Buying Options or Selling Options
Your job is to time your entry by waiting for a correction, opposite to the trend, and enter your trade when the stock price shows signs of resuming its trend, says Juan I. Sarmiento, DVM, Ph.D., President and Founder of PutCallGenie.
Ten years ago, I was asked if selling options was really the right approach because most professional traders will tell you, that is how they trade. I did not know the answer at the time. I had been mostly buying options as a substitute to stock buying, during the .combubble. The question stayed with me and I think I finally have the answer, and it is not a short one (no pun intended).
Option selling is based on probabilities. If you sell a put when you are bullish on a stock, you are most likely to make a profit of some sort. Your probability of making at least $0.01 is about 60%, depending on the option’s strike price relative to the current market price, the option’s time to expiration and its implied volatility.

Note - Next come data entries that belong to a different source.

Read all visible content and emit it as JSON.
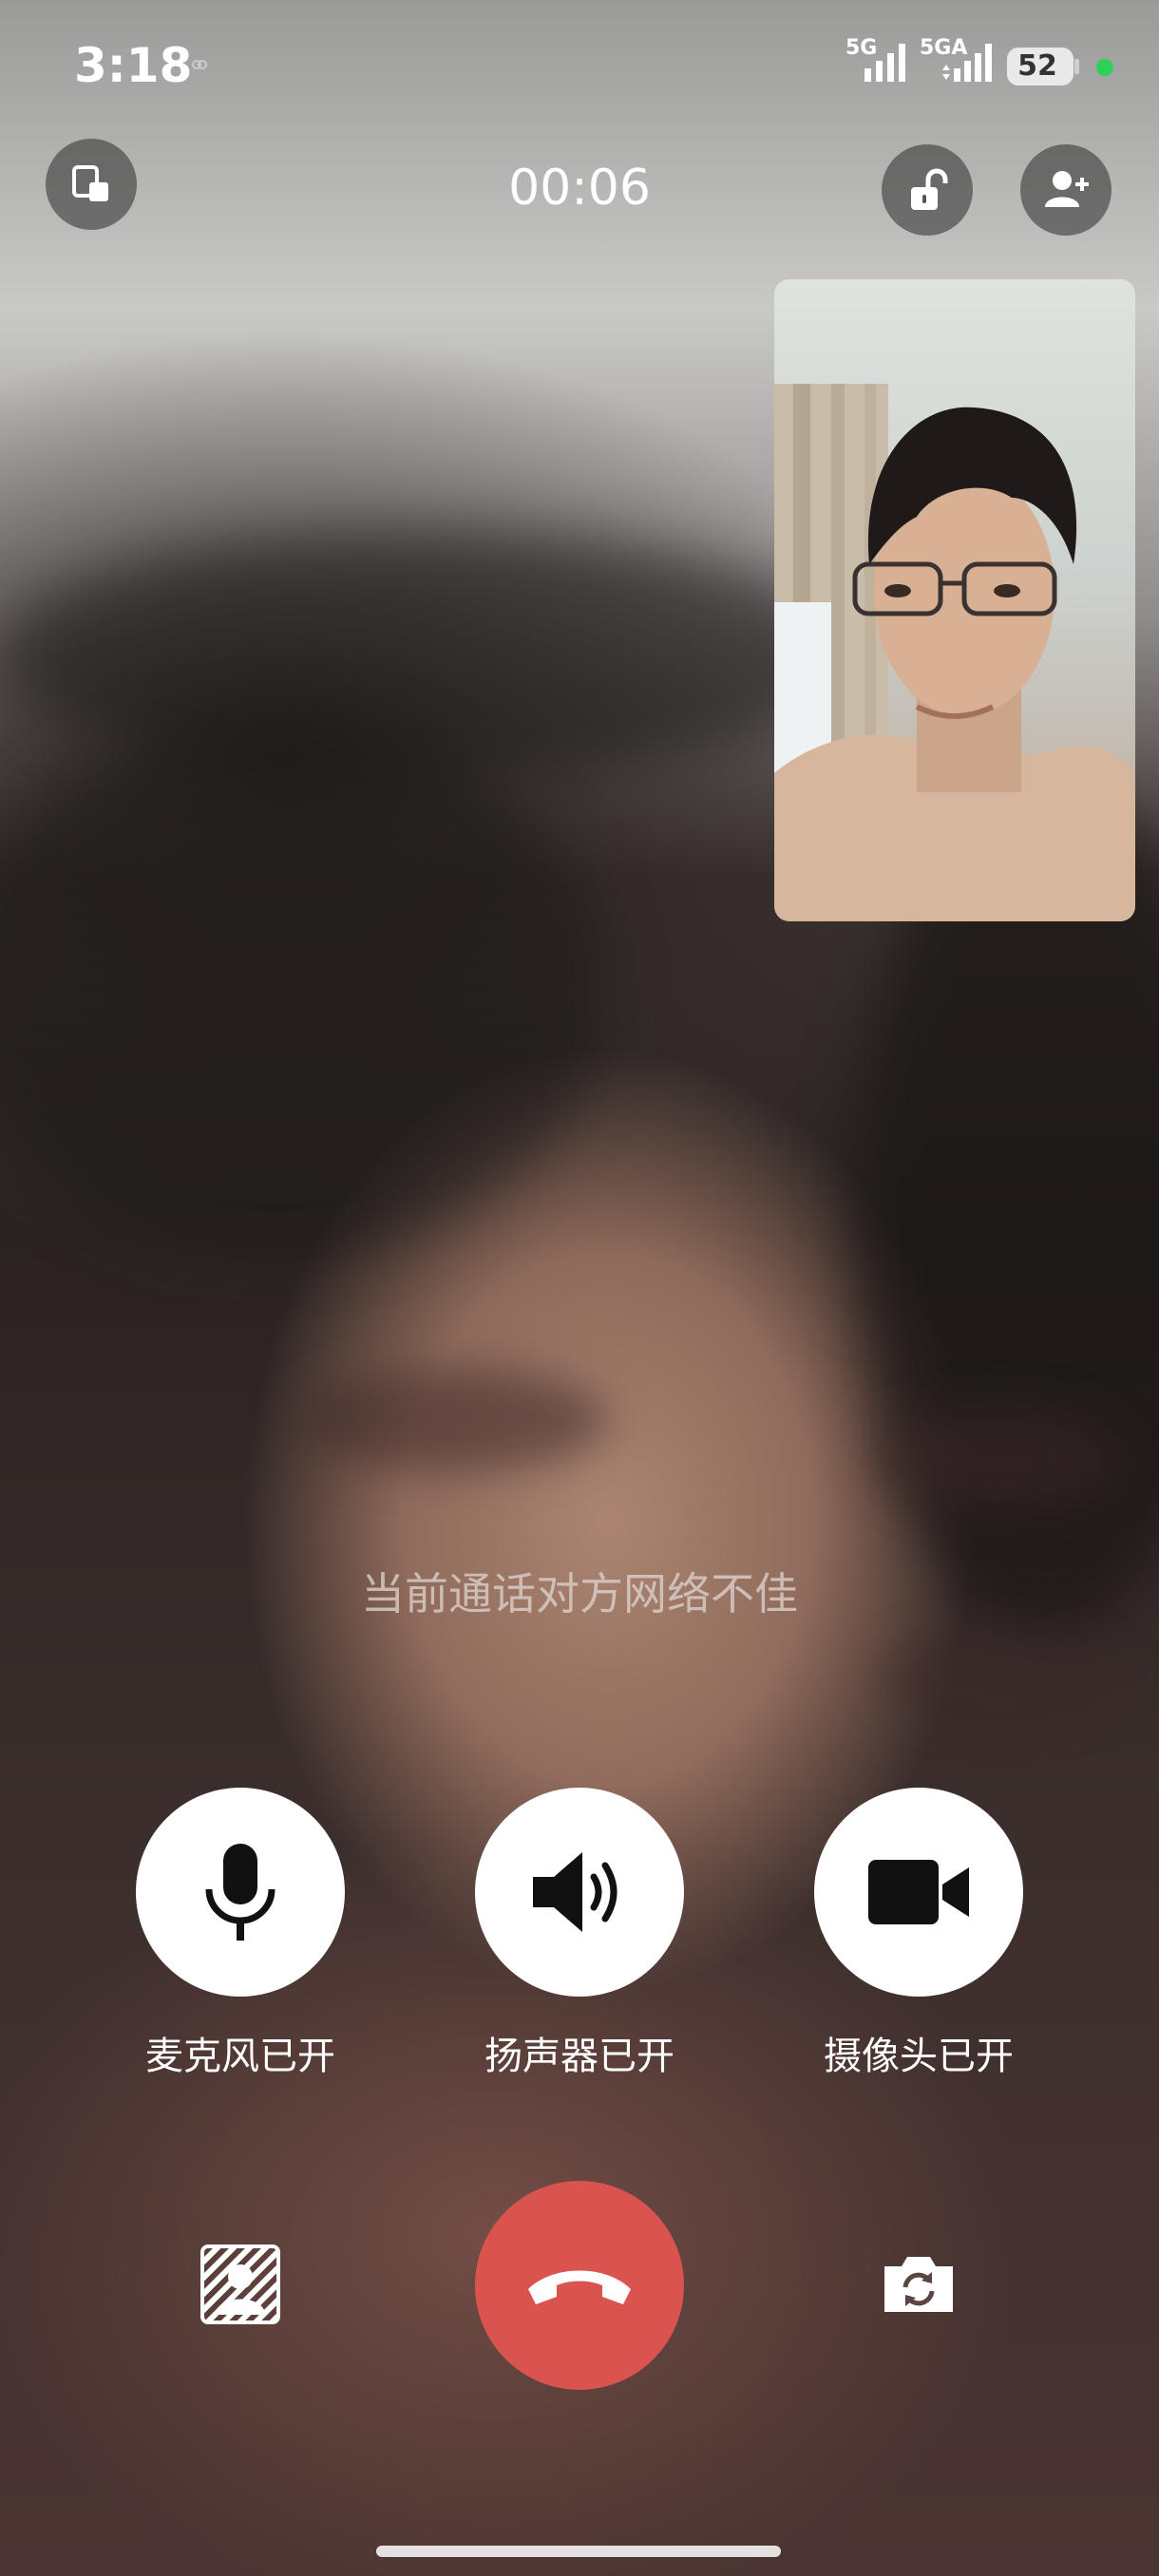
{
  "status_bar": {
    "time": "3:18",
    "signal_1_label": "5G",
    "signal_2_label": "5GA",
    "battery": "52",
    "dot_color": "#2ed158"
  },
  "header": {
    "duration": "00:06",
    "left_icon": "minimize-window-icon",
    "lock_icon": "unlock-icon",
    "add_icon": "add-person-icon"
  },
  "notice": "当前通话对方网络不佳",
  "controls": [
    {
      "label": "麦克风已开",
      "icon": "microphone-icon"
    },
    {
      "label": "扬声器已开",
      "icon": "speaker-icon"
    },
    {
      "label": "摄像头已开",
      "icon": "video-camera-icon"
    }
  ],
  "bottom": {
    "left_icon": "background-blur-icon",
    "center_icon": "hang-up-icon",
    "right_icon": "switch-camera-icon",
    "hangup_color": "#d9534f"
  }
}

If you are a professional trader, you can afford to have dozens of trades at a time, and just like Mendel’s pea counting, the more the number of occurrences, the closer you will get to your estimated probability (60%).
The goal is that, at the end of the year, you will have a good profit, regardless of the ups and downs of the market, or your ability to pick the right direction.
For the rest of us (retail traders), it is not so simple.
Even if you are fortunate enough to have a good amount of capital and are financially independent, you may not want to have to work at trading as if it was your full-time job.